A terminar o ano, União Europeia e Reino Unido chegaram in extremis a um acordo para regular as suas relações comerciais no pós-Brexit. Em ambos os lados houve suspiros de alívio, pois foi garantido o princípio de “zero tarifas e zero quotas” para a generalidade dos bens. Ainda assim, há vários fatores que podem perturbar a futura relação comercial entre as duas partes, com indesejáveis consequências económicas. Importa lembrar que o Reino Unido foi o destino de 4% das exportações da UE em 2019 e a origem de 6% das suas importações.

O acordo de comercial livre com o Reino Unido foi, sem dúvida, uma boa notícia para as empresas portuguesas, mas deixa muitas incertezas no ar.  Desde logo porque, passando a haver controlo alfandegário na troca de bens, os procedimentos burocráticos e os custos de contexto (taxas por serviços aduaneiros, por exemplo) vão necessariamente aumentar e é expectável uma maior morosidade na entrada das mercadorias no Reino Unido. São também esperadas barreiras não tarifárias, designadamente especificações técnicas que os produtos da UE têm de observar em conformidade com a legislação do Reino Unido.

Por outro lado, o level playing field – a garantia de que os padrões de qualidade, os direitos laborais, as regras ambientais e as ajudas de Estado continuam a ser idênticos nos dois lados do canal da Mancha – pode ser uma fonte de conflitos no futuro. Se estas condições de concorrência não forem respeitadas, está prevista a criação de um mecanismo para aplicação de sanções e tarifas à contraparte.
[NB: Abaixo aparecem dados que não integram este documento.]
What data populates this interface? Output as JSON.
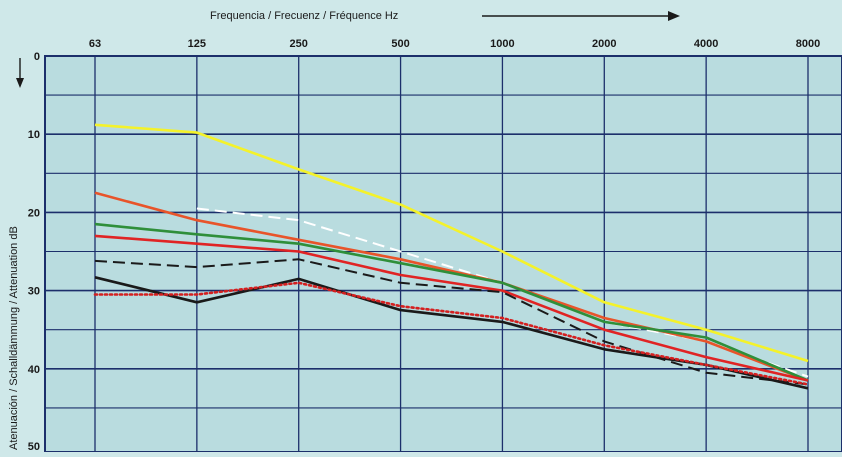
{
  "chart_data": {
    "type": "line",
    "xlabel": "Frequencia / Frecuenz / Fréquence Hz",
    "ylabel": "Atenuación / Schalldämmung / Attenuation dB",
    "x_categories": [
      "63",
      "125",
      "250",
      "500",
      "1000",
      "2000",
      "4000",
      "8000"
    ],
    "y_ticks": [
      "0",
      "10",
      "20",
      "30",
      "40",
      "50"
    ],
    "ylim": [
      0,
      50
    ],
    "y_inverted": true,
    "grid": true,
    "colors": {
      "background": "#cfe8e9",
      "plot_background": "#b9dcdf",
      "grid": "#1c2f6b"
    },
    "series": [
      {
        "color": "#f4f22a",
        "style": "solid",
        "values": [
          8.8,
          9.8,
          14.5,
          19,
          25,
          31.5,
          35,
          39
        ]
      },
      {
        "color": "#ffffff",
        "style": "dashed",
        "values": [
          null,
          19.5,
          21,
          25,
          29,
          34,
          36.5,
          41
        ]
      },
      {
        "color": "#e8542a",
        "style": "solid",
        "values": [
          17.5,
          21,
          23.5,
          26,
          29,
          33.5,
          36.5,
          41.5
        ]
      },
      {
        "color": "#2f8f3a",
        "style": "solid",
        "values": [
          21.5,
          22.8,
          24,
          26.5,
          29,
          34,
          36,
          41.5
        ]
      },
      {
        "color": "#e02424",
        "style": "solid",
        "values": [
          23,
          24,
          25,
          28,
          30,
          35,
          38.5,
          41.5
        ]
      },
      {
        "color": "#1a1a1a",
        "style": "dashed",
        "values": [
          26.2,
          27,
          26,
          29,
          30.2,
          36.5,
          40.5,
          42
        ]
      },
      {
        "color": "#1a1a1a",
        "style": "solid",
        "values": [
          28.3,
          31.5,
          28.5,
          32.5,
          34,
          37.5,
          39.5,
          42.5
        ]
      },
      {
        "color": "#d42020",
        "style": "dotted",
        "values": [
          30.5,
          30.5,
          29,
          32,
          33.5,
          37,
          39.5,
          42
        ]
      }
    ]
  }
}
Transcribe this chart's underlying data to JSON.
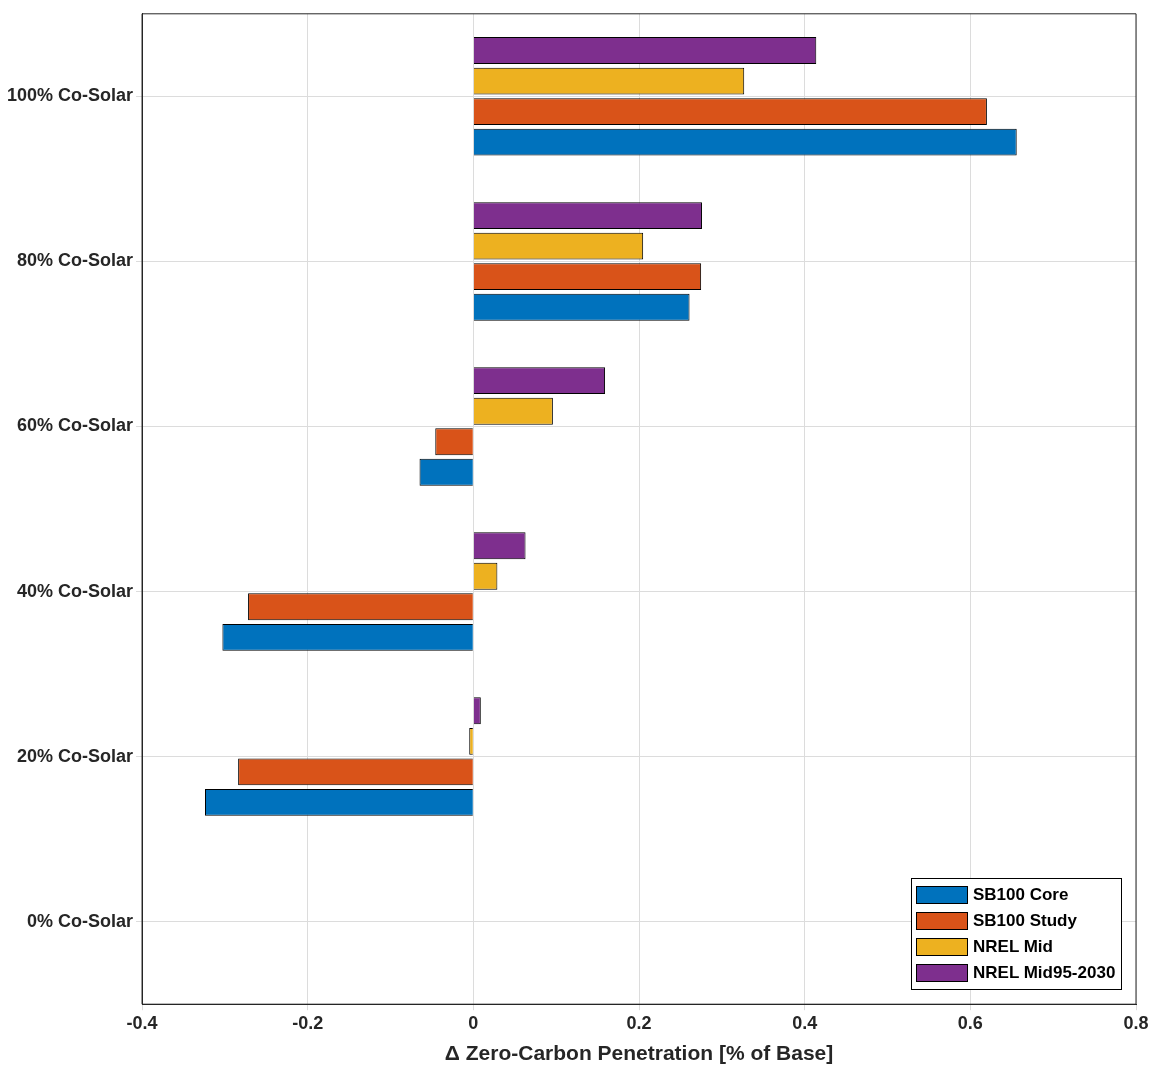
{
  "chart_data": {
    "type": "bar",
    "orientation": "horizontal",
    "xlabel": "Δ Zero-Carbon Penetration [% of Base]",
    "categories": [
      "100% Co-Solar",
      "80% Co-Solar",
      "60% Co-Solar",
      "40% Co-Solar",
      "20% Co-Solar",
      "0% Co-Solar"
    ],
    "series": [
      {
        "name": "SB100 Core",
        "color": "#0072bd",
        "values": [
          0.656,
          0.261,
          -0.065,
          -0.303,
          -0.324,
          0
        ]
      },
      {
        "name": "SB100 Study",
        "color": "#d95319",
        "values": [
          0.62,
          0.275,
          -0.046,
          -0.272,
          -0.284,
          0
        ]
      },
      {
        "name": "NREL Mid",
        "color": "#edb120",
        "values": [
          0.327,
          0.205,
          0.096,
          0.029,
          -0.005,
          0
        ]
      },
      {
        "name": "NREL Mid95-2030",
        "color": "#7e2f8e",
        "values": [
          0.414,
          0.276,
          0.159,
          0.063,
          0.009,
          0
        ]
      }
    ],
    "xlim": [
      -0.4,
      0.8
    ],
    "xticks": [
      -0.4,
      -0.2,
      0,
      0.2,
      0.4,
      0.6,
      0.8
    ],
    "grid": true,
    "legend": "bottom right"
  }
}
Neste contexto cheio de dúvidas e questões em aberto, Portugal deve procurar salvaguardar a sua especial relação com o Reino Unido, que remonta a 1373 – data do Tratado Anglo-Português, a mais antiga aliança internacional em vigor. A presidência portuguesa do Conselho da UE pode, inclusivamente, ser uma oportunidade para o nosso país liderar um processo de aprofundamento do acordo comercial agora alcançado, no sentido de reforçar a cooperação económica com o Reino Unido.

O Reino Unido é o quarto maior mercado das exportações portuguesas e o primeiro dos nossos serviços. Cerca de 6% das nossas exportações em 2019 tiveram como destino o Reino Unido, sendo que os produtos comercializados para este mercado não provêm apenas dos sectores tradicionais. Mais de 40% das exportações portuguesas para o Reino Unido são de produtos de intensidade tecnológica alta e média-alta e startups inovadoras como a Farfetch, a Uniplaces, a Feedzai, a Talkdesk ou a OutSystems, por exemplo, têm escritórios em Londres e desenvolvem uma parte importante das suas atividades a partir da capital britânica.

Considerando este peso económico, importa criar um contexto que mitigue o impacto negativo que, pelo menos nesta fase de transição, o Brexit seguramente terá em sectores e empresas portugueses. Em abril de 2019, o Governo criou uma linha de apoio de 50 milhões de euros destinada às empresas com exposição ao Brexit, mas só foram aprovadas sete candidaturas (quatro milhões de euros). Apesar desta linha ter chegado a poucas empresas, parece-me importante avançar com novas medidas de capitalização e garantias estatais aos seguros de crédito para exportação, de forma a minimizar os entraves à troca de bens e serviços neste período inicial de implementação do acordo.

O Reino Unido tem uma importância estratégica para a economia portuguesa e, neste sentido, há que preservar a relação especial entre os dois países e promover um novo quadro de cooperação no âmbito da UE.